My right hon. Friend the Member for North Thanet (Sir Roger Gale) has addressed exactly the memory loss that I had during my speech on Report. I could not remember the dates when the all-party group dealt with this. I was here in a different capacity at that time. All of us would understand the situation in ’97, when there was so much legislation from a new Government. Finding time was difficult, but there was a huge majority on this issue and it was not contentious. I remember the discussions absolutely vividly. People were saying, “Would you do this private Member’s Bill? Would you take this forward? Would you go into the ballot?” It has taken until today to get the Third Reading of a Bill that, frankly, is a no-brainer in this day and age.
I am thrilled that the Minister has taken on this Bill and by the way in which he has done so. I was not invited to go on the Public Bill Committee, and I was genuine when I say that I would have loved to. I was not here on Second Reading, so people obviously thought that I was not interested, and so on—but we are where we are.
I hope that when this very short Bill goes to the Lords they will look at what this House has done—how we have come together—and move the Bill through the other place quite fast so that it can be on the statute book in time for what the Minister is looking at doing.
People out there will say, “We miss this” and “We miss that”, but there is not very many of them. As the Minister said, the country has changed. If we had tried to bring this Bill through in the ’70s and ’80s, we might have struggled, because people were different. I am not saying that they were bad, but what was acceptable then is not acceptable now. Making animals do things that are completely unnatural to them is not acceptable. I vividly remember one of these fly-on-the-wall videos that was taken at one circus—I will not name it, because a lot of circuses were bad. People were abusing and torturing animals to make them do things that were not natural. I hope that the Bill means that that never, ever happens again.
Other legislation needs to come forward, and I am conscious of what the Opposition spokesman, the hon. Member for Ipswich (Sandy Martin), was saying. We have legislation on the statute book but we have to be good and strict on this issue. Dogfighting is on the up in this country. Cockfighting, believe it or not, continues to this day. There is badger-baiting.

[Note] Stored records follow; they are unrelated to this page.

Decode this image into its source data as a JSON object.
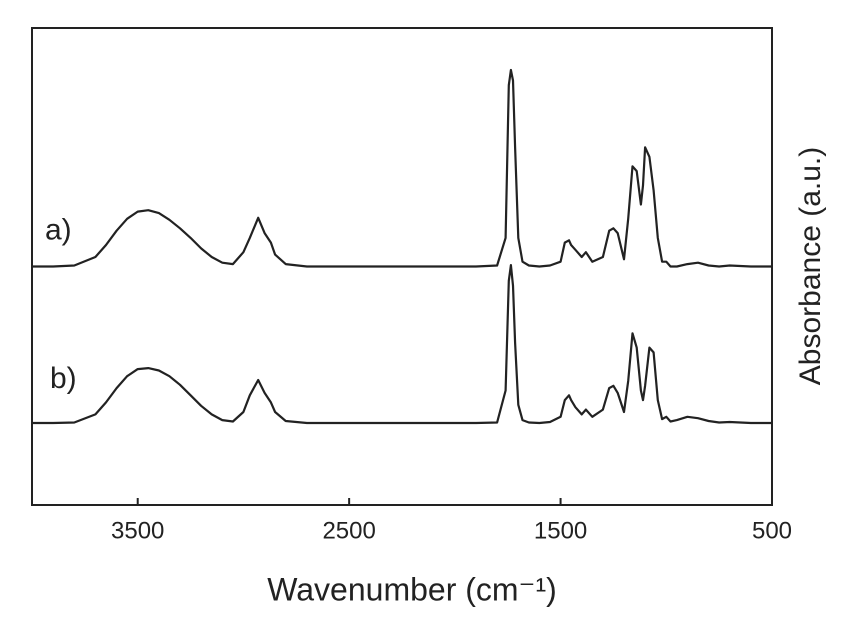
{
  "chart_data": {
    "type": "line",
    "x_label": "Wavenumber (cm⁻¹)",
    "y_label": "Absorbance (a.u.)",
    "x": [
      4000,
      3900,
      3800,
      3700,
      3650,
      3600,
      3550,
      3500,
      3450,
      3400,
      3350,
      3300,
      3250,
      3200,
      3150,
      3100,
      3050,
      3000,
      2970,
      2930,
      2900,
      2870,
      2850,
      2800,
      2700,
      2500,
      2300,
      2100,
      1900,
      1800,
      1760,
      1745,
      1735,
      1725,
      1715,
      1700,
      1680,
      1650,
      1600,
      1550,
      1500,
      1480,
      1460,
      1450,
      1430,
      1400,
      1380,
      1350,
      1300,
      1270,
      1250,
      1230,
      1200,
      1180,
      1160,
      1140,
      1120,
      1110,
      1100,
      1080,
      1060,
      1040,
      1020,
      1000,
      980,
      950,
      900,
      850,
      800,
      750,
      700,
      600,
      500
    ],
    "series": [
      {
        "name": "a)",
        "color": "#222222",
        "values": [
          5.0,
          5.0,
          5.02,
          5.2,
          5.45,
          5.75,
          6.0,
          6.15,
          6.18,
          6.12,
          5.98,
          5.8,
          5.6,
          5.38,
          5.2,
          5.08,
          5.05,
          5.3,
          5.6,
          6.02,
          5.7,
          5.5,
          5.25,
          5.05,
          5.0,
          5.0,
          5.0,
          5.0,
          5.0,
          5.02,
          5.6,
          8.8,
          9.12,
          8.9,
          7.5,
          5.6,
          5.1,
          5.02,
          5.0,
          5.02,
          5.1,
          5.5,
          5.55,
          5.45,
          5.35,
          5.2,
          5.3,
          5.1,
          5.2,
          5.75,
          5.8,
          5.7,
          5.15,
          6.0,
          7.1,
          7.0,
          6.3,
          6.7,
          7.5,
          7.3,
          6.6,
          5.6,
          5.1,
          5.1,
          5.0,
          5.0,
          5.05,
          5.08,
          5.02,
          5.0,
          5.02,
          5.0,
          5.0
        ]
      },
      {
        "name": "b)",
        "color": "#222222",
        "values": [
          1.72,
          1.72,
          1.73,
          1.9,
          2.15,
          2.45,
          2.7,
          2.85,
          2.87,
          2.82,
          2.7,
          2.52,
          2.3,
          2.08,
          1.9,
          1.78,
          1.75,
          1.95,
          2.3,
          2.62,
          2.35,
          2.15,
          1.95,
          1.76,
          1.72,
          1.72,
          1.72,
          1.72,
          1.72,
          1.73,
          2.4,
          4.7,
          5.03,
          4.6,
          3.4,
          2.1,
          1.78,
          1.73,
          1.72,
          1.74,
          1.85,
          2.2,
          2.3,
          2.2,
          2.05,
          1.9,
          2.0,
          1.85,
          2.0,
          2.45,
          2.5,
          2.35,
          1.95,
          2.6,
          3.6,
          3.3,
          2.4,
          2.2,
          2.5,
          3.3,
          3.2,
          2.2,
          1.8,
          1.85,
          1.75,
          1.78,
          1.85,
          1.82,
          1.76,
          1.73,
          1.74,
          1.72,
          1.72
        ]
      }
    ],
    "xlim": [
      4000,
      500
    ],
    "xticks": [
      3500,
      2500,
      1500,
      500
    ],
    "ylim": [
      0,
      10
    ],
    "grid": false
  }
}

To me, a trophy-hunting Bill is the simplest thing in the world. If someone wants to do that sort of thing, do not bring trophies—the animal’s head—to this country. That is so abhorrent to 99.9% of the British public.

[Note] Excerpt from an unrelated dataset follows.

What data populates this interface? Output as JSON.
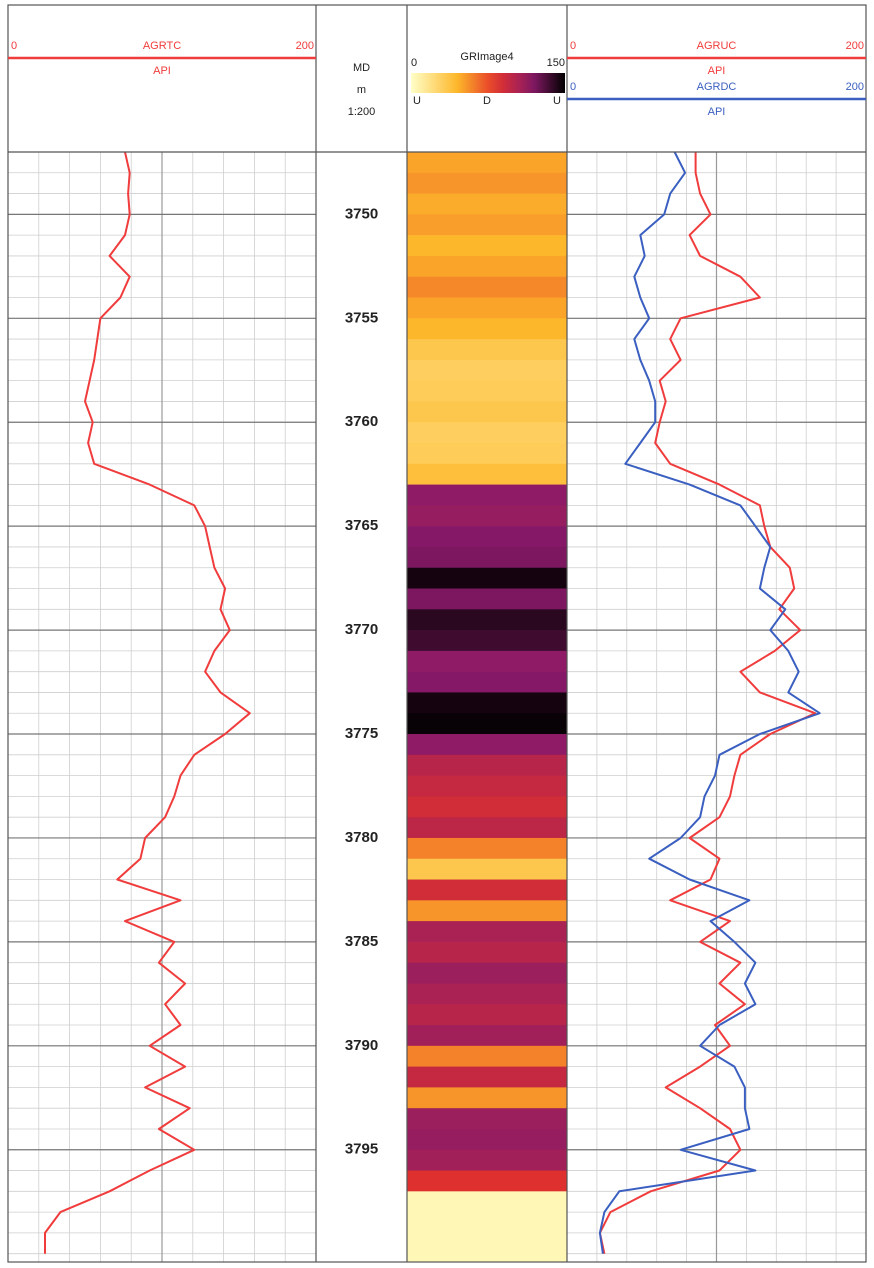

We have set a line in the sand and shown that we can bring such Bills through the House—it is a shame that more people are not in the Public Gallery to listen us when we get things right. I am sure that, tomorrow, in Parliament this will get thruppence, because of President Trump and other things that have been going on, but this indicates what this House can do and is right morally and ethically. We should be very proud of what has happened in this House today.
If I may say so, the right hon. Gentleman is absolutely right. It is a great pity that when something of importance is achieved in the proceedings of this House, as it is about to be, it is not noted because the commentators prefer drama to care and doing the right thing.
Perhaps they prefer a circus in this House.
Yes, we will not go on about which circus is really the circus. To bring about what everyone in the Chamber has been aiming towards for a very long time, let me put the question.
Question put and agreed to.
Bill accordingly read the Third time and passed.
For the sake of clarity, I confirm to the House that the Back-Bench motion on the mineworkers’ pension scheme will not be moved today.